Mein Gemüsebeet mit GRACAMA
- Bewertung
- 4,6
- Downloads
- 10.000+
- Alter
- USK ab 0 Jahren
Zusätzliche Informationen
- App-Name
- Mein Gemüsebeet mit GRACAMA
- Kategorie
- Haus & Garten
- Paketname
- de.gracama.gardening.assistent.vegetables
- Entwickler
- GRACAMA - Robert Großer
- Bewertung
- 4,6
- Version
- 2.6.0
Analyse von Appcrazy
Wer zum ersten Mal ein eigenes Gemüsebeet plant, merkt schnell, dass nicht nur die Auswahl der Sorten schwierig ist. Aussaattermine, Mischkultur und die Frage, welche Pflanzen nebeneinander gut funktionieren, machen aus einer freien Beetfläche schnell ein kleines Planungsprojekt. Genau hier setzt Mein Gemüsebeet an. Die kostenlose Garten-App von GRACAMA – Robert Großer verbindet einen Aussaatkalender mit einem Mischkulturplaner und richtet sich damit vor allem an Menschen, die ihr Gemüse nicht einfach spontan verteilen möchten.
Ich finde den Ansatz angenehm bodenständig: Die Anwendung will kein vollständiges Gartenlexikon sein und ersetzt auch nicht die Erfahrung mit dem eigenen Boden, dem Wetter oder dem Standort. Ihr Wert liegt vielmehr darin, dass sie die ersten Entscheidungen übersichtlicher macht. Wer bislang mit Zetteln, Suchmaschinen und mehreren Kalendern gearbeitet hat, bekommt einen konzentrierten Einstieg für die Gemüseplanung auf dem Smartphone.
Was dich beim Einstieg erwartet
Beim Öffnen solltest du keine komplizierte Gartenverwaltung erwarten, in der jede einzelne Pflanze bis zur Ernte minutiös dokumentiert wird. Der Schwerpunkt liegt auf der Aussaatplanung und der Zusammenstellung eines passenden Gemüsebeets. Der Store fasst den Zweck als Aussaatkalender für das Jahr 2026 mit Mischkulturplanung zusammen. Für Einsteiger ist das wichtig, weil die App dadurch nicht versucht, mehr zu sein, als sie für diesen Anwendungsfall sein muss.

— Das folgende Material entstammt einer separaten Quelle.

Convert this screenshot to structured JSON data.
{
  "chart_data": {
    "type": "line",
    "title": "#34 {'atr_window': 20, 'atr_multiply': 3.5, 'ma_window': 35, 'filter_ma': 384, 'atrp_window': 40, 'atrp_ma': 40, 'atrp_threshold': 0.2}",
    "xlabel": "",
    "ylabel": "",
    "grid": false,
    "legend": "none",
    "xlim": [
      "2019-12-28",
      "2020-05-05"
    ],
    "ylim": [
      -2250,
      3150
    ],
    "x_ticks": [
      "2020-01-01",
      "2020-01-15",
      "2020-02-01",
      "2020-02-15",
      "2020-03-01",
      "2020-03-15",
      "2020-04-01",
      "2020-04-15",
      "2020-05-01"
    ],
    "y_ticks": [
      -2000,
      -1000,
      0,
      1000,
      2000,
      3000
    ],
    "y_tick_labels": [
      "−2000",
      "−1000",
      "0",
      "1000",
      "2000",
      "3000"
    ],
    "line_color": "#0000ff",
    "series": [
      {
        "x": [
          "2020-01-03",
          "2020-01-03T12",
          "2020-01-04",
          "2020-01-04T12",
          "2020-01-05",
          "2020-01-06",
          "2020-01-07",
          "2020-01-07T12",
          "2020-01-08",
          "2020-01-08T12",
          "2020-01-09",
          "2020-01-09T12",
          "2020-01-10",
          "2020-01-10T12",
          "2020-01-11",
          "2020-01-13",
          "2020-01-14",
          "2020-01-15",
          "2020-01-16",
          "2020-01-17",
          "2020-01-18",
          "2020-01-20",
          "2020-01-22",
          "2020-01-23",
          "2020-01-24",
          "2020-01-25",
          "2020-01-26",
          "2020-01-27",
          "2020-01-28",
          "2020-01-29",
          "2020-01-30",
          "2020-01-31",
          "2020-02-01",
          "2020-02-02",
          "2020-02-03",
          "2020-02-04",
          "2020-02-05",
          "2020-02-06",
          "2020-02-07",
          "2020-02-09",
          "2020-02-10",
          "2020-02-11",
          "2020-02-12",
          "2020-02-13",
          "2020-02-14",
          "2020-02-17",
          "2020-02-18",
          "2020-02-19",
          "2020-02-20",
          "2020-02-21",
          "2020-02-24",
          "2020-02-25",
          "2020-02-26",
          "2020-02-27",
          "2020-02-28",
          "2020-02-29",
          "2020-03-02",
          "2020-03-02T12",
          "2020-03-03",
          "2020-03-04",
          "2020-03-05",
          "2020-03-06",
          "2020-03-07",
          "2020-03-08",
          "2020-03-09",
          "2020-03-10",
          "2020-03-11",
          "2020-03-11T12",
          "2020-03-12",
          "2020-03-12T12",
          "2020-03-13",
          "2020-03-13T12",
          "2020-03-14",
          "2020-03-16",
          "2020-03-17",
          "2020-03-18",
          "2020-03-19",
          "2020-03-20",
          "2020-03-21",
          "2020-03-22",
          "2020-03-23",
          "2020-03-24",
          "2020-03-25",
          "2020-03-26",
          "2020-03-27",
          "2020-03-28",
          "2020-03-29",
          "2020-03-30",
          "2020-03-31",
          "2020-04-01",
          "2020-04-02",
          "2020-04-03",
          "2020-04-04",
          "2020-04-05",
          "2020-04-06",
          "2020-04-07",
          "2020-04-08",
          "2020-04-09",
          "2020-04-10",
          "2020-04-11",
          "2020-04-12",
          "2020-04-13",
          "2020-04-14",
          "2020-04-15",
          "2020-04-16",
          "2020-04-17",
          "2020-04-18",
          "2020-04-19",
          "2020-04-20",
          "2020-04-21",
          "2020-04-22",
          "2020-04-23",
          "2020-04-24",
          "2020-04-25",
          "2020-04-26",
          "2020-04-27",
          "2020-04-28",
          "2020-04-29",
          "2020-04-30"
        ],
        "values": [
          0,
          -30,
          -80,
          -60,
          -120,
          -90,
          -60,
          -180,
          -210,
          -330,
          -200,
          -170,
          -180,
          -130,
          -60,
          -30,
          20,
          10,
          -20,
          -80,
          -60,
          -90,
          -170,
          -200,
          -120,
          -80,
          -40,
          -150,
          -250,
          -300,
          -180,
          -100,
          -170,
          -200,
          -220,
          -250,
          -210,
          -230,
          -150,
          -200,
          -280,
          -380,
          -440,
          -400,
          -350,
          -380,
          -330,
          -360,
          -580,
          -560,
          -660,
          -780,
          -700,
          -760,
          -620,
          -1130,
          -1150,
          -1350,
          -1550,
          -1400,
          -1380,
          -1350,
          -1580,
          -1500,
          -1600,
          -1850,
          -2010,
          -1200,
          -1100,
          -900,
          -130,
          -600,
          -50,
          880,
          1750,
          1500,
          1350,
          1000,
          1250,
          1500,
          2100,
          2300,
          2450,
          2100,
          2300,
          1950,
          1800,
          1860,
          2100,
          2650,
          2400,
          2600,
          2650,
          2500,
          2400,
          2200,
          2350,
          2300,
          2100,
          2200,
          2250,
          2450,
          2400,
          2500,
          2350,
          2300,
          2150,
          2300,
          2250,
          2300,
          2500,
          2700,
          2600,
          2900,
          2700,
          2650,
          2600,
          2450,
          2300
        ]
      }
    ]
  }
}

Im Alltag bedeutet das: Du kannst deine Gartenplanung zunächst nach dem richten, was du anbauen möchtest, und anschließend überlegen, wann die Aussaat sinnvoll ist und welche Kombinationen im Beet zusammenpassen. Das ist besonders hilfreich, wenn du mehrere Gemüsesorten anbauen willst, aber noch kein Gefühl für deren zeitliche Reihenfolge hast.
Die App gehört in den Bereich Haus und Garten und ist für Android ab Version 8.0 vorgesehen. Sie wurde am 19. Januar 2022 veröffentlicht und wird in der aktuellen Version 2.6.0 angeboten. Für ein älteres, noch funktionierendes Android-Gerät ist das eine recht entgegenkommende Voraussetzung. Bei einem neuen Smartphone spielt die Mindestversion ohnehin kaum eine Rolle.
Der erste Eindruck wird außerdem durch die breite Verfügbarkeit gestützt: Mein Gemüsebeet wurde bereits über zehntausend Mal installiert und erreicht eine durchschnittliche Bewertung von 4,6 aus 126 Bewertungen. Das ist kein Ersatz für die eigene Prüfung, zeigt aber, dass die App nicht nur als kurzfristiger Versuch aufgetaucht ist. Die Altersfreigabe USK ab 0 Jahren passt zum unproblematischen Gartenthema.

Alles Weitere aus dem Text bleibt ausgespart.